До Зугдиди добрались нормально: когда на железных дорогах ввели трибуналы, поезда стали ходить с точностью до минут. Там вообще можно было уже вздохнуть спокойно: почти на месте! На площади они увидали трофейный «Опель», ждущий пассажиров. Водитель, отставной старшина, видно, из интендантских — кто же еще, кроме их да старших офицеров, мог вывезти из Германии такой предмет роскоши? — заломил громадную цену, супруги мялись-мялись… А куда деваться — ребята устали, Аннушка с пузом, ее тоже надо пожалеть, да еще и подарки, будь они неладны. В купе — это одно, там все можно приспособить, и все места будут твои. На попутный грузовик, чтобы уж до конца, не стоит и надеяться, значит — пересадки, ночевки, трясучие арбы… Подняться до Джвари, в-общем, не так уж трудно, — но дальше?! Неизвестно еще, сэкономишь на такой дороге или переплатишь. Натаскаешься с ребятами, со своей рухлядью, подарками этими: пестерями со сладкой стряпней, корчажкой липового меда, патефоном — его вместе с двумя отрезами послал Петико из Дрездена старый бобыль-белорус, капитан Игнат Самотевич, корешок его еще с московских боев, когда сержантили взводными в соседних ротах. Одним приказом стали младшими лейтенантами, и еще полгода держались вместе — срок для пехоты невероятный! — пока не раскидало в разные стороны; встретились в конце сорок четвертого, в запасном полку, — запили по-черному, и пили, покуда Игната снова не спровадили в эшелон. Как уж он там уцелел в сплошной мясорубке последних месяцев, дочикилял до этого Дрездена — можно только гадать, — важно, что не забыл друга, не потерял домашний адрес его. Патефон — все-таки безделка, предмет досуга, а вот отрезы… Да какой материал! Можно было бы построить и костюм Петру, и доброе платье Анико, и штаны дедке Якову Егорычу, и одежку всем ребятишкам, включая Катеринку… Однако же — смогли наступить себе на горло, сберегли для поездки, хоть и жалко было безмерно. Когда еще выпадет купить хорошей мануфактуры по карточке в местном раймаге! А все износилось, у самого из верхней одежи — только и есть, что старая шинель, китель, гимнастерка…
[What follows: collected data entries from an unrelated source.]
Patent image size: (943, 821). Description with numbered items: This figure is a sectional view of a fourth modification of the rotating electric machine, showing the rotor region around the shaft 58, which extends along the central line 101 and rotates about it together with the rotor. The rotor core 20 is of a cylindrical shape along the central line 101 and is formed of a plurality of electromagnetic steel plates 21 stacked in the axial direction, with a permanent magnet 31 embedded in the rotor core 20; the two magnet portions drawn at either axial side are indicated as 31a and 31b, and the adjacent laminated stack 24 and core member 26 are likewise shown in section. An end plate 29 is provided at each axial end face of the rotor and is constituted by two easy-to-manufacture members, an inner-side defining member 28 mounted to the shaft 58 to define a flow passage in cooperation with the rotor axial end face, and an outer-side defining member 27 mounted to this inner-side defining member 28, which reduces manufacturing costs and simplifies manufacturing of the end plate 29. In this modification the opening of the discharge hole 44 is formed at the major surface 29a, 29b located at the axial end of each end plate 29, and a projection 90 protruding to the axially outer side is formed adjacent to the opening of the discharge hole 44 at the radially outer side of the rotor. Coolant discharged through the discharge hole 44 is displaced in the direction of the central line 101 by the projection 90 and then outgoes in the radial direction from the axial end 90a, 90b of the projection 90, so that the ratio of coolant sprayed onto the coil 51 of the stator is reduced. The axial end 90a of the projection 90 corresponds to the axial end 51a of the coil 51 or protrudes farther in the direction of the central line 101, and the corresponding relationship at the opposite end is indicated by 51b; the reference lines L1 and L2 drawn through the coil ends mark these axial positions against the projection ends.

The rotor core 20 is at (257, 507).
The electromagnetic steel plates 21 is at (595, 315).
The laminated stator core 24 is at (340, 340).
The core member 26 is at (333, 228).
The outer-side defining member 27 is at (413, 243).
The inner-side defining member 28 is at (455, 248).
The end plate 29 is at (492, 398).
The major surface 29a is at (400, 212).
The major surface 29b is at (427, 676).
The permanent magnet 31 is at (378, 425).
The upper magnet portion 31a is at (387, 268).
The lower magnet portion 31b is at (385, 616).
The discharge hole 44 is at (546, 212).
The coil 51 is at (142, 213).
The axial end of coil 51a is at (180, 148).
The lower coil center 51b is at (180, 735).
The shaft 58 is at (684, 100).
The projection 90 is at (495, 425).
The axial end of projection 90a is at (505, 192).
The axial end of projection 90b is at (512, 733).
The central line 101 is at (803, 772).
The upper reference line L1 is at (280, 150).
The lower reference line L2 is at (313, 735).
Зато с подарками! А это важно, и гордость при себе: мы, мо, тоже люди непростые, знаем гостевой закон… Особенно Теплоухов тревожился: шут их знает, этих кавказцев, чем живут они — и в этом, и в прочих смыслах… В армии ему доводилось встречаться с разными нациями, среди грузин там тоже было полно всякого люда: шустрые и степенные, порядочные и приблатненные, смелые и трусы, хитрые и простодушные, умные и дурни, каких еще поискать на белом свете… Другое дело, что все они старались держаться друг за дружку, помогали землякам, заступались, не давали в обиду, — ну, так было у всех, кроме русских, пожалуй: те уж гляделись истинными интернационалистами, такому до лампочки, что за человек рядом: свой русак, хохол, армянин, — к чужим-то, пожалуй, относились даже и лучше.
Короче, загрузили «Опелек» так, что он чуть не сел на рессоры. Бывший старшина насупился, но обратного хода договору не дал: слово есть слово.
Машина жужжала, поднимаясь выше и выше. Разошлись на небе облака, и обозначились сахарные головы хрустально отливающих вершин, вечных стражей Сванетии — Ушбы, Тетнульда, Лайле… Анико высунулась из дверного окошка, протянула к ним руки. «Глядите, глядите! — закричала она. — Это наши места! Гляди, Петико!» Муж зевал: все-таки воздух был для его организма порядком разрежен.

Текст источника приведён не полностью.